Hailed by the Washington Post as "a pianist's pianist," Ryo has established himself as one of Canada's shining artists. His success includes winning the gold medal at the 10th San Antonio International Piano Competition, where he was also given special recognition for a performance of the complete Chopin Ballades. He is the grand prize winner of the Hugo Kauder International Piano competition and a laureate of the Minnesota International Piano-e-Competition, the Dr. Luis Sigall International Piano competition in Vina del Mar (Chile), and the Hilton Head International Piano Competition.
Ryo has made concerto appearances with orchestras around the world, including the Vancouver Symphony Orchestra, the Montreal Metropolitan Orchestra, San Antonio Symphony, Minnesota Orchestra, Hartford Symphony Orchestra, the Moroccan Symphony Orchestra, and the Tokyo Kioi Symphonietta. His performances have taken him to such venues as the Kennedy Center, The National Gallery of Art, Library of Congress, Carnegie Hall, Suntory Hall in Tokyo, and Salle Cortot in Paris among others.
In addition to his solo career, he is much sought after as a chamber musician, performing in a wide range of settings from the duo sonata repertoire to large ensembles. Ryo is frequently invited as guest pianist to chamber music festivals across the US, in the capacity of both lecturer and collaborative pianist. He also presided as one of the core members of the Evermay Chamber Ensemble.
A recipient of many scholarships and awards, Ryo has been endowed twice by the Canadian Arts Council with a grant as an Emerging Artist, and is a recipient of the Arthur Foote Scholarship from the Harvard Musical Association. He was also awarded the Sony Foundation of America Career Grant through the Salon de Virtuosi of New York, and a Washington Award by the S&R Foundation of Washington DC. He has also been an artist-in-residence of the Maxwell Shepherd Fund of Connecticut. Ryo is increasingly recognized not only as a performer but as a pedagogue, and is in demand as adjudicator to competitions and as masterclass clinician in North America and Asia. He has also released two solo CDs consisting of works by Chopin and Debussy, as well as a CD in collaboration with the cellist Dai Miyata in Japan.

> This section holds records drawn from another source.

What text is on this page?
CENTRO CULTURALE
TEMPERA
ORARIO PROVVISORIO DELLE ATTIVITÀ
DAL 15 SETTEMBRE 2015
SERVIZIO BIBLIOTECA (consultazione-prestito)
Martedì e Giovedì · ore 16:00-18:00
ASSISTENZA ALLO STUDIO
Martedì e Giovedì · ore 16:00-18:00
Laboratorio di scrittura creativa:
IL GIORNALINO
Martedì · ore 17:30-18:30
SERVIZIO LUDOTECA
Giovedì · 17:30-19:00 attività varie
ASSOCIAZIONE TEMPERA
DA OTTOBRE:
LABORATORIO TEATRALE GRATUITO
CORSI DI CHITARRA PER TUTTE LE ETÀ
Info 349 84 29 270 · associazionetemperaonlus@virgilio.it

Ryo Yanagitani received his Doctor of Musical Arts degree from the Yale School of Music under Boris Berman, a Bachelor Degree in Piano Performance from the University of British Columbia under Doctor Henri-Paul Sicsic, and an Artist Diploma from the Cleveland Institute under Sergei Babayan. He was an instructor for the Chamber Music Program at Yale, and was a visiting Assistant Professor of Piano at the University of British Columbia in Vancouver. He currently holds the title of Artistic Director of the Ryuji Ueno Foundation in Washington DC.